Три раза сквозь огонь по плавучим мостам — другие были разрушены — сначала горожане, потом солдаты, а потом и пиротехники пробирались к аббатству, пытаясь его поджечь, и три раза их попытки провалились.
Адмирал находился над Ильскими воротами и наблюдал за пожаром, как вдруг, отделившись от других людей, с которыми он стоял, к нему подошел Жан Поке и, сняв шерстяной колпак, произнес:
— Монсеньер, тут есть один городской старейшина, слышавший, как его отцу рассказывали, что в боковых башнях Ильских ворот — то ли в одной, то ли в другой, а может быть, в обеих, есть пороховой склад.
— Неужели?! — воскликнул адмирал. — Нужно посмотреть… Где ключи?
— А, ключи, — ответил Жан Поке, — кто его знает? Двери не открывали лет сто!
— Тогда принесите клещи и лом, чтобы их открыть.
— Не надо ни глещей, ни лома, — раздался чей-то голос, — я долкну тверь, и она отфорится!
И Генрих Шарфенштайн в сопровождении своего племянника Франца подошел к Колиньи.
— А, это ты, мой храбрый великан? — спросил адмирал.
— Та, эдо я и мой блемянник Франц.
— Хорошо, толкай, мой друг, толкай!
Шарфенштайны подошли каждый к одной створке и, похожие на два механизма с одним приводом, упёрлись в них спинами, произнесли: "Ein, zwei, drei" и на счет "drei", что соответствует нашему "три", вышибли их, причем столь успешно, что каждый полетел вместе со створкой внутрь.
Но, поскольку створки оказывали несколько разное сопротивление, Франц упал навзничь, а Генриху посчастливилось больше, и он просто сел на зад.
Однако оба встали на ноги, со своей обычной важностью произнеся:
— Фот!
Вошли в башни. В одной из них, как и сказал Жан Поке, действительно хранилось две или три тысячи фунтов пороха, но, как он и предупреждал, он лежал там так давно, что при попытке поднять бочонки, в которых он хранился, они рассыпались в прах.
Тогда адмирал отдал приказ перенести порох в арсенал на простынях.
Видя, что приказ его выполняется, он вернулся домой, чтобы поесть и немного отдохнуть, потому что с полуночи был на ногах и не ел со вчерашнего дня.

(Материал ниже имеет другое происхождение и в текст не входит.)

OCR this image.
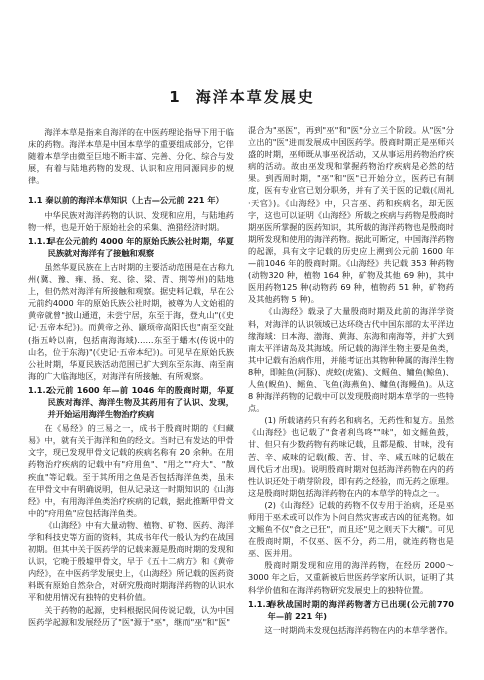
1 海洋本草发展史

海洋本草是指来自海洋的在中医药理论指导下用于临床的药物。海洋本草是中国本草学的重要组成部分，它伴随着本草学由微至巨地不断丰富、完善、分化、综合与发展，有着与陆地药物的发现、认识和应用同源同步的规律。

1.1 秦以前的海洋本草知识（上古—公元前 221 年）

中华民族对海洋药物的认识、发现和应用，与陆地药物一样，也是开始于原始社会的采集、渔猎经济时期。

1.1.1早在公元前约 4000 年的原始氏族公社时期，华夏民族就对海洋有了接触和观察

虽然华夏民族在上古时期的主要活动范围是在古称九州(冀、豫、雍、扬、兖、徐、梁、青、荆等州)的陆地上，但仍然对海洋有所接触和观察。据史料记载，早在公元前约4000 年的原始氏族公社时期，被尊为人文始祖的黄帝就曾"披山通道，未尝宁居，东至于海，登丸山"(《史记·五帝本纪》)。而黄帝之孙、颛顼帝高阳氏也"南至交趾(指五岭以南，包括南海海域)……东至于蟠木(传说中的山名，位于东海)"(《史记·五帝本纪》)。可见早在原始氏族公社时期，华夏民族活动范围已扩大到东至东海、南至南海的广大临海地区，对海洋有所接触、有所观察。

1.1.2公元前 1600 年—前 1046 年的殷商时期，华夏民族对海洋、海洋生物及其药用有了认识、发现，并开始运用海洋生物治疗疾病

在《易经》的三易之一，成书于殷商时期的《归藏易》中，就有关于海洋和鱼的经文。当时已有发达的甲骨文字，现已发现甲骨文记载的疾病名称有 20 余种。在用药物治疗疾病的记载中有"疛用鱼"、"用之""疛大"、"散疾血"等记载。至于其所用之鱼是否包括海洋鱼类，虽未在甲骨文中有明确说明，但从记录这一时期知识的《山海经》中，有用海洋鱼类治疗疾病的记载，据此推断甲骨文中的"疛用鱼"应包括海洋鱼类。

《山海经》中有大量动物、植物、矿物、医药、海洋学和科技史等方面的资料，其成书年代一般认为约在战国初期。但其中关于医药学的记载来源是殷商时期的发现和认识，它晚于殷墟甲骨文，早于《五十二病方》和《黄帝内经》，在中医药学发展史上，《山海经》所记载的医药资料既有原始自然杂合，对研究殷商时期海洋药物的认识水平和使用情况有独特的史料价值。

关于药物的起源，史料根据民间传说记载，认为中国医药学起源和发展经历了"医"源于"巫"，继而"巫"和"医"

混合为"巫医"，再到"巫"和"医"分立三个阶段。从"医"分立出的"医"进而发展成中国医药学。殷商时期正是巫师兴盛的时期，巫师既从事巫祝活动，又从事运用药物治疗疾病的活动。故由巫发现和掌握药物治疗疾病是必然的结果。到西周时期，"巫"和"医"已开始分立，医药已有制度，医有专业官已划分职务，并有了关于医的记载(《周礼·天官》)。《山海经》中，只言巫、药和疾病名，却无医字，这也可以证明《山海经》所载之疾病与药物是殷商时期巫医所掌握的医药知识，其所载的海洋药物也是殷商时期所发现和使用的海洋药物。据此可断定，中国海洋药物的起源，具有文字记载的历史应上溯到公元前 1600 年—前1046 年的殷商时期。《山海经》共记载 353 种药物(动物320 种，植物 164 种，矿物及其他 69 种)，其中医用药物125 种(动物药 69 种，植物药 51 种，矿物药及其他药物 5 种)。

《山海经》载录了大量殷商时期及此前的海洋学资料，对海洋的认识领域已达环绕古代中国东部的太平洋边缘海域：日本海、渤海、黄海、东海和南海等，并扩大到南太平洋诸岛及其海域。所记载的海洋生物主要是鱼类，其中记载有治病作用，并能考证出其物种种属的海洋生物 8种，即鲑鱼(河豚)、虎蛟(虎鲨)、文鳐鱼、鳙鱼(鲸鱼)、人鱼(鲵鱼)、鳐鱼、飞鱼(海燕鱼)、鳙鱼(海鳗鱼)。从这 8 种海洋药物的记载中可以发现殷商时期本草学的一些特点。

(1) 所载诸药只有药名和病名，无药性和复方。虽然《山海经》也记载了"食者利鸟咚""味"，如文鳐鱼鼓，甘、但只有少数药物有药味记载，且都是酸、甘味，没有苦、辛、咸味的记载(酸、苦、甘、辛、咸五味的记载在周代后才出现)。说明殷商时期对包括海洋药物在内的药性认识还处于萌芽阶段，即有药之经验，而无药之原理。这是殷商时期包括海洋药物在内的本草学的特点之一。

(2)《山海经》记载的药物不仅专用于治病，还是巫师用于巫术或可以作为卜问自然灾害或吉凶的征兆物。如文鳐鱼不仅"食之已狂"，而且还"见之则天下大穰"。可见在殷商时期，不仅巫、医不分，药二用，就连药物也是巫、医并用。

殷商时期发现和应用的海洋药物，在经历 2000～3000 年之后，又重新被后世医药学家所认识，证明了其科学价值和在海洋药物研究发展史上的独特位置。

1.1.3春秋战国时期的海洋药物著方已出现(公元前770 年—前 221 年)

这一时期尚未发现包括海洋药物在内的本草学著作。
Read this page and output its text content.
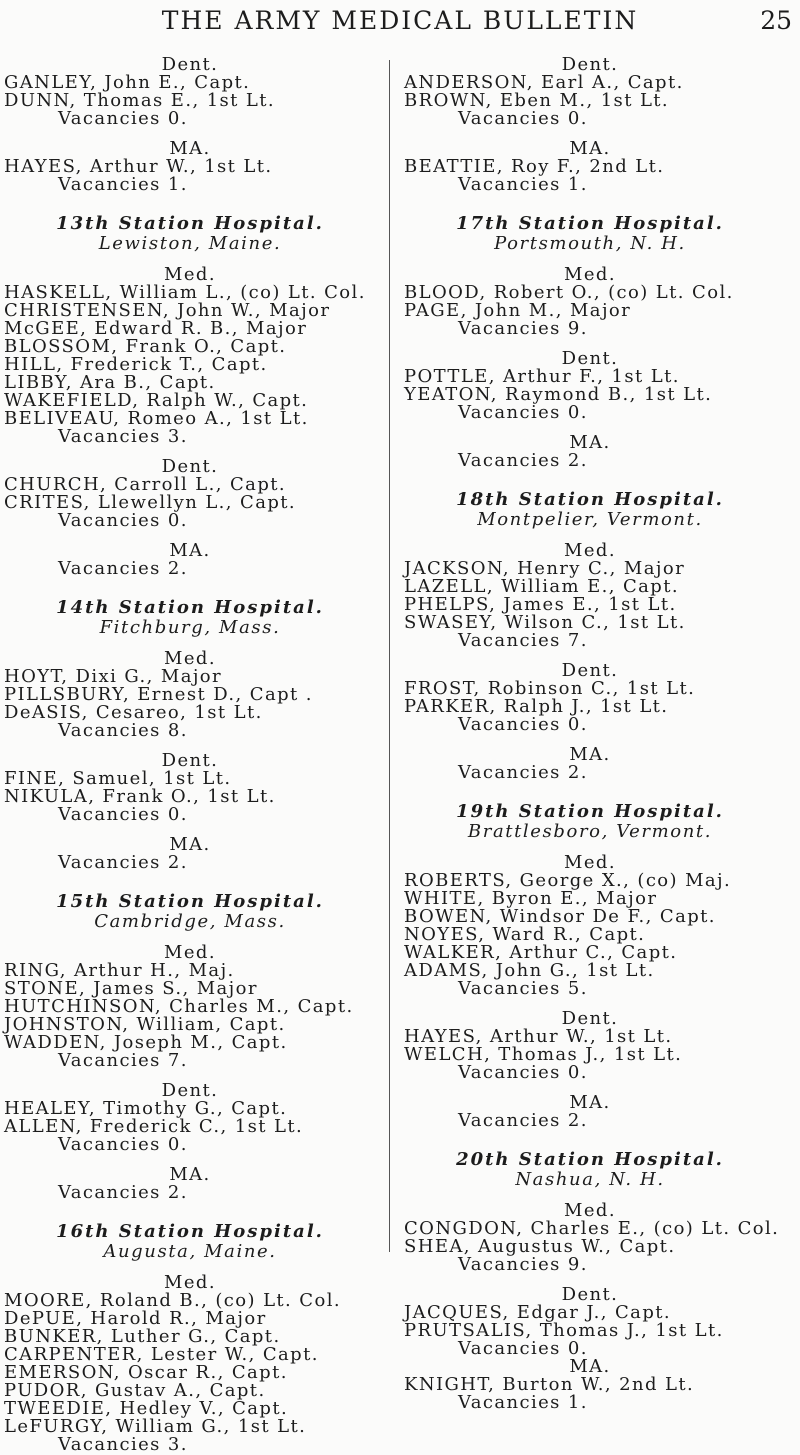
THE ARMY MEDICAL BULLETIN	25
Dent.
GANLEY, John E., Capt.
DUNN, Thomas E., 1st Lt.
Vacancies 0.
MA.
HAYES, Arthur W., 1st Lt.
Vacancies 1.
13th Station Hospital.
Lewiston, Maine.
Med.
HASKELL, William L., (co) Lt. Col.
CHRISTENSEN, John W., Major
McGEE, Edward R. B., Major
BLOSSOM, Frank O., Capt.
HILL, Frederick T., Capt.
LIBBY, Ara B., Capt.
WAKEFIELD, Ralph W., Capt.
BELIVEAU, Romeo A., 1st Lt.
Vacancies 3.
Dent.
CHURCH, Carroll L., Capt.
CRITES, Llewellyn L., Capt.
Vacancies 0.
MA.
Vacancies 2.
14th Station Hospital.
Fitchburg, Mass.
Med.
HOYT, Dixi G., Major
PILLSBURY, Ernest D., Capt .
DeASIS, Cesareo, 1st Lt.
Vacancies 8.
Dent.
FINE, Samuel, 1st Lt.
NIKULA, Frank O., 1st Lt.
Vacancies 0.
MA.
Vacancies 2.
15th Station Hospital.
Cambridge, Mass.
Med.
RING, Arthur H., Maj.
STONE, James S., Major
HUTCHINSON, Charles M., Capt.
JOHNSTON, William, Capt.
WADDEN, Joseph M., Capt.
Vacancies 7.
Dent.
HEALEY, Timothy G., Capt.
ALLEN, Frederick C., 1st Lt.
Vacancies 0.
MA.
Vacancies 2.
16th Station Hospital.
Augusta, Maine.
Med.
MOORE, Roland B., (co) Lt. Col.
DePUE, Harold R., Major
BUNKER, Luther G., Capt.
CARPENTER, Lester W., Capt.
EMERSON, Oscar R., Capt.
PUDOR, Gustav A., Capt.
TWEEDIE, Hedley V., Capt.
LeFURGY, William G., 1st Lt.
Vacancies 3.
Dent.
ANDERSON, Earl A., Capt.
BROWN, Eben M., 1st Lt.
Vacancies 0.
MA.
BEATTIE, Roy F., 2nd Lt.
Vacancies 1.
17th Station Hospital.
Portsmouth, N. H.
Med.
BLOOD, Robert O., (co) Lt. Col.
PAGE, John M., Major
Vacancies 9.
Dent.
POTTLE, Arthur F., 1st Lt.
YEATON, Raymond B., 1st Lt.
Vacancies 0.
MA.
Vacancies 2.
18th Station Hospital.
Montpelier, Vermont.
Med.
JACKSON, Henry C., Major
LAZELL, William E., Capt.
PHELPS, James E., 1st Lt.
SWASEY, Wilson C., 1st Lt.
Vacancies 7.
Dent.
FROST, Robinson C., 1st Lt.
PARKER, Ralph J., 1st Lt.
Vacancies 0.
MA.
Vacancies 2.
19th Station Hospital.
Brattlesboro, Vermont.
Med.
ROBERTS, George X., (co) Maj.
WHITE, Byron E., Major
BOWEN, Windsor De F., Capt.
NOYES, Ward R., Capt.
WALKER, Arthur C., Capt.
ADAMS, John G., 1st Lt.
Vacancies 5.
Dent.
HAYES, Arthur W., 1st Lt.
WELCH, Thomas J., 1st Lt.
Vacancies 0.
MA.
Vacancies 2.
20th Station Hospital.
Nashua, N. H.
Med.
CONGDON, Charles E., (co) Lt. Col.
SHEA, Augustus W., Capt.
Vacancies 9.
Dent.
JACQUES, Edgar J., Capt.
PRUTSALIS, Thomas J., 1st Lt.
Vacancies 0.
MA.
KNIGHT, Burton W., 2nd Lt.
Vacancies 1.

Он только собирался сесть за стол, когда ему доложили, что вернулся один из гонцов, которого он отослал к коннетаблю, и просит разрешения немедленно переговорить с ним.
Это был Ивонне.
Он прибыл доложить, что помощь, которую просил адмирал, придет на следующий день под руководством брата адмирала, г-на Дандело, маршала де Сент-Андре и герцога Энгиенского.
Это подкрепление должно было состоять из четырех тысяч человек пехоты, прибыть, как и сказал адмирал, по дороге из Сави и войти в город через предместье Понтуаль.
Мальдан остался в Ла-Фере, чтобы служить проводником г-ну Дандело.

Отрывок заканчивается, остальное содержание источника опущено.